Lucy nodded smugly. She had a gleam in her eye. She said, “He’s definitely not wearing it now.”
“How do you know he’s in love with her?” Joe asked, a bit flummoxed by his youngest daughter.
“Didn’t you notice their body language? She’s nice and friendly, but he’s very protective of her. He acts like he wants everyone to know he’s in charge. And when she put her hand on his shoulder, it calmed him down immediately. That wouldn’t happen if they just worked together.”
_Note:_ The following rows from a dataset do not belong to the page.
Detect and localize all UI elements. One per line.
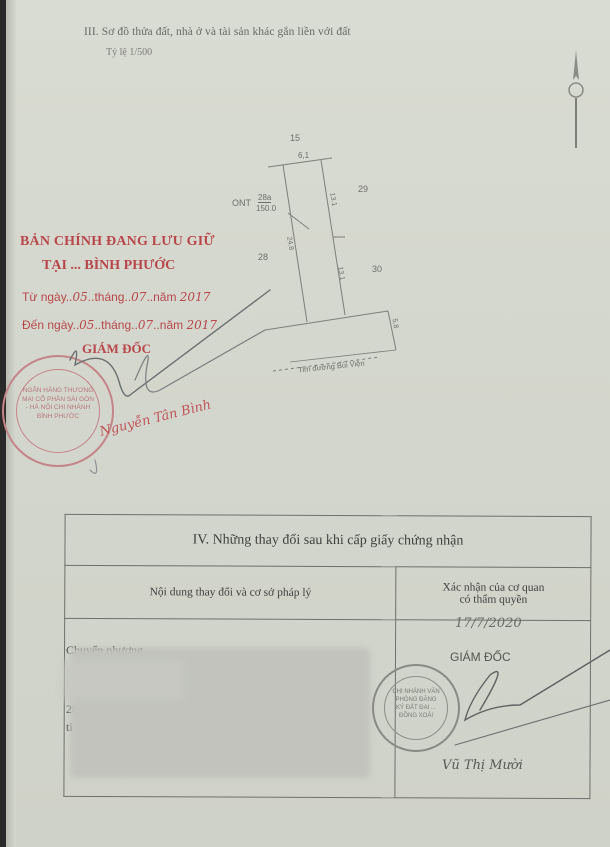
bank-seal-text: NGÂN HÀNG THƯƠNG MẠI CỔ PHẦN SÀI GÒN - H…: [22, 387, 94, 421]
to-month-label: tháng: [101, 318, 131, 332]
original-kept-stamp-title: BẢN CHÍNH ĐANG LƯU GIỮ: [20, 234, 215, 250]
neighbor-15-label: 15: [290, 133, 300, 143]
confirmation-director-title: GIÁM ĐỐC: [450, 650, 511, 664]
road-edge-length: 5,8: [391, 318, 400, 329]
to-month: 07: [138, 318, 153, 332]
land-plot-diagram: [220, 125, 420, 385]
column-header-confirmation: Xác nhận của cơ quan có thẩm quyền: [396, 567, 591, 621]
to-year: 2017: [186, 318, 217, 332]
to-prefix: Đến ngày: [22, 318, 72, 332]
to-year-label: năm: [160, 318, 183, 332]
top-edge-length: 6,1: [298, 151, 309, 160]
land-office-seal: CHI NHÁNH VĂN PHÒNG ĐĂNG KÝ ĐẤT ĐAI ... …: [372, 664, 460, 752]
column-header-content: Nội dung thay đổi và cơ sở pháp lý: [65, 565, 397, 619]
bank-director-title: GIÁM ĐỐC: [82, 341, 151, 357]
neighbor-28-label: 28: [258, 252, 268, 262]
confirm-header-line1: Xác nhận của cơ quan: [398, 581, 590, 594]
land-office-seal-text: CHI NHÁNH VĂN PHÒNG ĐĂNG KÝ ĐẤT ĐAI ... …: [392, 688, 440, 720]
compass-north-icon: [566, 50, 586, 150]
confirmation-signer-name: Vũ Thị Mười: [442, 758, 523, 773]
section-4-title: IV. Những thay đổi sau khi cấp giấy chứn…: [65, 514, 591, 567]
neighbor-29-label: 29: [358, 184, 368, 194]
to-day: 05: [79, 318, 94, 332]
bank-seal: NGÂN HÀNG THƯƠNG MẠI CỔ PHẦN SÀI GÒN - H…: [2, 355, 114, 467]
parcel-land-type: ONT: [232, 198, 251, 208]
confirm-header-line2: có thẩm quyền: [398, 593, 590, 606]
bank-signer-name: Nguyễn Tân Bình: [98, 398, 213, 440]
from-day: 05: [73, 290, 88, 304]
from-month: 07: [131, 290, 146, 304]
from-year-label: năm: [153, 290, 176, 304]
stamp-from-date: Từ ngày..05..tháng..07..năm 2017: [22, 290, 210, 304]
original-kept-stamp-location: TẠI ... BÌNH PHƯỚC: [42, 258, 175, 274]
parcel-area: 150.0: [256, 204, 276, 213]
stamp-to-date: Đến ngày..05..tháng..07..năm 2017: [22, 318, 217, 332]
scale-label: Tỷ lệ 1/500: [106, 47, 152, 58]
redacted-area-left: [64, 660, 184, 700]
section-3-title: III. Sơ đồ thửa đất, nhà ở và tài sản kh…: [84, 26, 351, 38]
parcel-number: 28a: [258, 193, 271, 203]
neighbor-30-label: 30: [372, 264, 382, 274]
from-month-label: tháng: [94, 290, 124, 304]
confirmation-date: 17/7/2020: [455, 616, 522, 631]
from-prefix: Từ ngày: [22, 290, 66, 304]
from-year: 2017: [180, 290, 211, 304]
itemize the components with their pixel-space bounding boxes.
“I never would have noticed,” Joe said.
“No kidding,” Lucy said.
If Lucy was correct, Joe thought, it helped explain the almost religious fervor the sage grouse twins brought to their jobs. They’d been brought together by a single mission: to save a species. They spent hours and days together and they came from a certain bureaucratic mind-set. It made sense, and he wondered why he’d never noticed it before.
“Why didn’t you tell them about April?” Lucy asked. “I’m sure they’d understand.”
“It just didn’t seem right,” Joe muttered.
“They’ll know soon enough,” she said. “The word will get out.”
He nodded. Of course she was right. And the information would have wiped the smirk off Wentworth’s face.
Still, though . . .
—
“HEY,” Lucy said to Joe as she ate a slice of pizza at the dining room table, “I want to show you something.”
She’d been browsing on her iPad while Joe skimmed the weekly Saddlestring Roundup. She turned the iPad in his direction.
“What are we watching?” Joe asked. He could see she’d already queued up a YouTube video.
“It took me about ten seconds to find Dallas Cates’s ride.”